Jakarta,(ANTARA News) - Mahkamah Konstitusi di Jakarta, Rabu, akan menggelar sidang putusan uji materi Undang-Undang Nomor 30 Tahun 2002 tentang Komisi Pemberantasan Tindak Pidana Korupsi yang diajukan oleh Bibit S Rianto dan Chandra M Hamzah.

Perkara dengan Nomor 133/PUU-VII/2009 itu diajukan oleh pimpinan KPK nonaktif Bibit dan Chandra dengan kuasa pemohon antara lain Trimoelja D Soerjadi, Luhut MP Pangaribuan, dan Bambang Widjojanto.

Sebagaimana telah diberitakan, norma materiil yang diujikan adalah Pasal 32 ayat (1) huruf c mengenai pemberhentian pimpinan KPK karena menjadi terdakwa melakukan tindak pidana kejahatan.

Sejumlah alasan Bibit-Chandra mengajukan uji materi UU KPK antara lain karena Pasal 32 ayat 1 huruf (c) merupakan pelanggaran asas praduga tidak bersalah yang diakui, dilindungi, dan dijamin eksistensinya dalam konstitusi Indonesia dan sistem hukum internasional.

Saat berlangsungnya sidang dengan agenda mendengarkan keterangan saksi ahli, dua pakar hukum Rudy Satrio dan Abdul Hakim Garuda Nusantara mengemukakan, pasal 32 ayat (1) huruf c UU KPK 30/2002 bertentangan dengan konstitusi.
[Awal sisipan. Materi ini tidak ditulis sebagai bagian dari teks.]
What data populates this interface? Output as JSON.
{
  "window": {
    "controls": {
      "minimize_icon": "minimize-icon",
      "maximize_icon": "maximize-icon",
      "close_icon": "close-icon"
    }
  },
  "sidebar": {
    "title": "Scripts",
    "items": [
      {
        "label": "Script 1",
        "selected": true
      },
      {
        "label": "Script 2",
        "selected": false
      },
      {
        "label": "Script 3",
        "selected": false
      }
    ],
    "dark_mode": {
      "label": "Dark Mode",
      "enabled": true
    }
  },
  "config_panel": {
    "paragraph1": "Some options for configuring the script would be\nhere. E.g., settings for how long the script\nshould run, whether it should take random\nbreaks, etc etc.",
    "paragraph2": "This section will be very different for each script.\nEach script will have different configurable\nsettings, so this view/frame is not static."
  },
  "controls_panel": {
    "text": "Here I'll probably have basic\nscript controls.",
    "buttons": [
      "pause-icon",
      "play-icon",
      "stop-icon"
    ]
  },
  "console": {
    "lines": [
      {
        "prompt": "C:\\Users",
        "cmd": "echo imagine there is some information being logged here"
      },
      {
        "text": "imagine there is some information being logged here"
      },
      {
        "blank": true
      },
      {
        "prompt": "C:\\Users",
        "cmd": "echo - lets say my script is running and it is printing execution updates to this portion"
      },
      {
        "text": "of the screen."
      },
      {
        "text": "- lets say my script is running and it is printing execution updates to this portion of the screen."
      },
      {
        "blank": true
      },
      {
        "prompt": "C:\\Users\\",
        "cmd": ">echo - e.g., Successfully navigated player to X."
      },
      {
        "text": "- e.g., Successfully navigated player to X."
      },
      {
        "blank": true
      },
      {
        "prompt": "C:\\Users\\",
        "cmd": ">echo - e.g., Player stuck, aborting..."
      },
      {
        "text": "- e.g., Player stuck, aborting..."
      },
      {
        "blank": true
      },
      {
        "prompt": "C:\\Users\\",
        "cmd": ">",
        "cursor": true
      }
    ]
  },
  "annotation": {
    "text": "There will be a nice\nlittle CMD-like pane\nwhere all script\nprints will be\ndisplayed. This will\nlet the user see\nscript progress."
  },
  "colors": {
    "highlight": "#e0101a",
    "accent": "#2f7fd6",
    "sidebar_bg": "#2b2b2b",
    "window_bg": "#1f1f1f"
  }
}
"Pasal 32 ayat (1) huruf c UU-KPK No 30/2002 terang-benderang melanggar asas persamaan hukum seperti yang terdapat dalam Pasal 27 ayat (1) dan Pasal 28D ayat (1) UUD 1945," kata Abdul Hakim Garuda Nusantara.

Dengan memberhentikan pimpinan KPK yang telah menjadi terdakwa, ujar dia, maka hal tersebut sama saja dengan melanggar asas praduga tidak bersalah sebagaimana yang terkandung dalam UUD 1945.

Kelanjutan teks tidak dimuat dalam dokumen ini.